In the neighbourhood of Leicester, the wind shifted due East, and in that direction they proceeded towards Lincolnshire, when the aeronauts were at their greatest elevation (about two miles and a half); from thence they saw the towns of Peterborough, Stamford, Wisbeach, Crowland, &c. Mr. Sadler, perceiving a current of air passing under him to the Northward, deemed it prudent to descend, in order to avoid being carried toward the sea. The balloon now quite distended, it became necessary to let out some of the gas, which was done at intervals, till it descended into the current Mr. Sadler had previously noticed; and the adventurers were carried directly Northward. Spalding was now on their right, and Bourn on their left, when they threw out their ballast. The car first struck the earth at Boston, to the Southward of Heckington, with extreme violence, the grappling irons being ineffectually thrown out; and on the second concussion, Mr. Sadler, having hold of the valve-line, was by a sudden jerk, caused by the grapple taking hold for an instant, thrown violently out, and unfortunately received several contusions on the head and body; but, notwithstanding, had sufficient presence of mind to call out to Mr. Burcham not to quit his seat.
The balloon immediately rose, about 100 yards, with great velocity, to the great hazard of the Gentleman who remained in it. At length he succeeded in pressing the bag of rarefied air, sufficiently to occasion the balloon to descend again; and throwing out the grappling-iron, in the parish of Asgarby about a mile and a half from the place where Mr. Sadler was thrown out, it came in contact with a tree, which stopped its progress; and Mr. Burcham was fortunately relieved from his perilous situation, and safely landed with only a slight bruise. The aerial voyage was completed at 40 min. past three, being one hour and 20 min. from the moment of ascension, having in that short space traversed a distance of at least 100 miles. Mr. Sadler lost both his flags; and the balloon was nearly destroyed.

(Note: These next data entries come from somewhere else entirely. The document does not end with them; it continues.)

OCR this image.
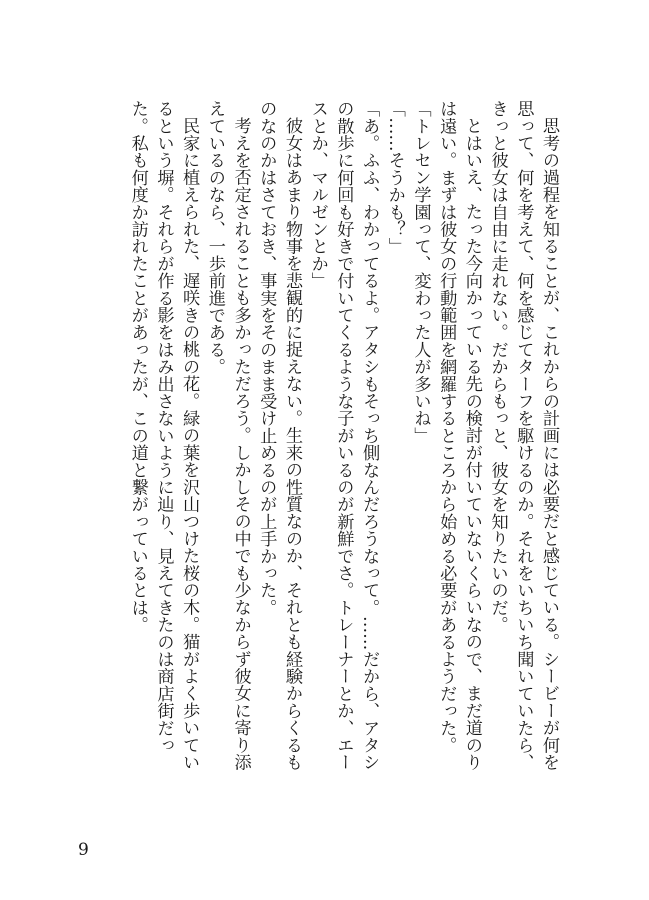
思考の過程を知ることが、これからの計画には必要だと感じている。シービーが何を

思って、何を考えて、何を感じてターフを駆けるのか。それをいちいち聞いていたら、

きっと彼女は自由に走れない。だからもっと、彼女を知りたいのだ。

とはいえ、たった今向かっている先の検討が付いていないくらいなので、まだ道のり

は遠い。まずは彼女の行動範囲を網羅するところから始める必要があるようだった。

「トレセン学園って、変わった人が多いね」

「……そうかも？」

「あ。ふふ、わかってるよ。アタシもそっち側なんだろうなって。……だから、アタシ

の散歩に何回も好きで付いてくるような子がいるのが新鮮でさ。トレーナーとか、エー

スとか、マルゼンとか」

彼女はあまり物事を悲観的に捉えない。生来の性質なのか、それとも経験からくるも

のなのかはさておき、事実をそのまま受け止めるのが上手かった。

考えを否定されることも多かっただろう。しかしその中でも少なからず彼女に寄り添

えているのなら、一歩前進である。

民家に植えられた、遅咲きの桃の花。緑の葉を沢山つけた桜の木。猫がよく歩いてい

るという塀。それらが作る影をはみ出さないように辿り、見えてきたのは商店街だっ

た。私も何度か訪れたことがあったが、この道と繋がっているとは。

9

Each aeronaut had believed the other dead, and they were delighted to meet in person at the village of Heckington shortly after their mishap.

As if all this were not enough, even after landing safely balloonists were never quite sure what reception they would receive from the locals, who may well have never seen such a contraption before. This letter, probably from one William Ball, describes what it must have been like:

"Tuesday afternoon last, about four o'clock, an air balloon fell in a field in the parish of Farrington in this county, to the no small consternation of the neighbouring villages, which it passed over at a height of about 40 yards. It fell in a field among a parcel of cows who gathered round it hideous bellowing. The farmer and his men agreed to attack it; seeing it bounding on the ground, they concluded it to be some monster come to carry off the cattle; one of his men, more courageous than the rest, went to it, and secured it by tying it to the railings of a rick. The curiosity of the country for six or eight miles round was never more raised than to see the air balloon".

By such accounts of Sadler’s exploits, he seemed destined for an early grave, but each time he somehow survived and prospered and proved to be the toughest balloonist of his age -- perhaps, of any age.

By 1815 Sadler had achieved his forty-seventh ascent, and he moved back to Oxford to live with his family. Against all odds, he died peacefully in his bed aged 75 on 26 March 1828, in George Lane. He was buried four days later at St Peter-in-the-East, Oxford, where he had been baptized.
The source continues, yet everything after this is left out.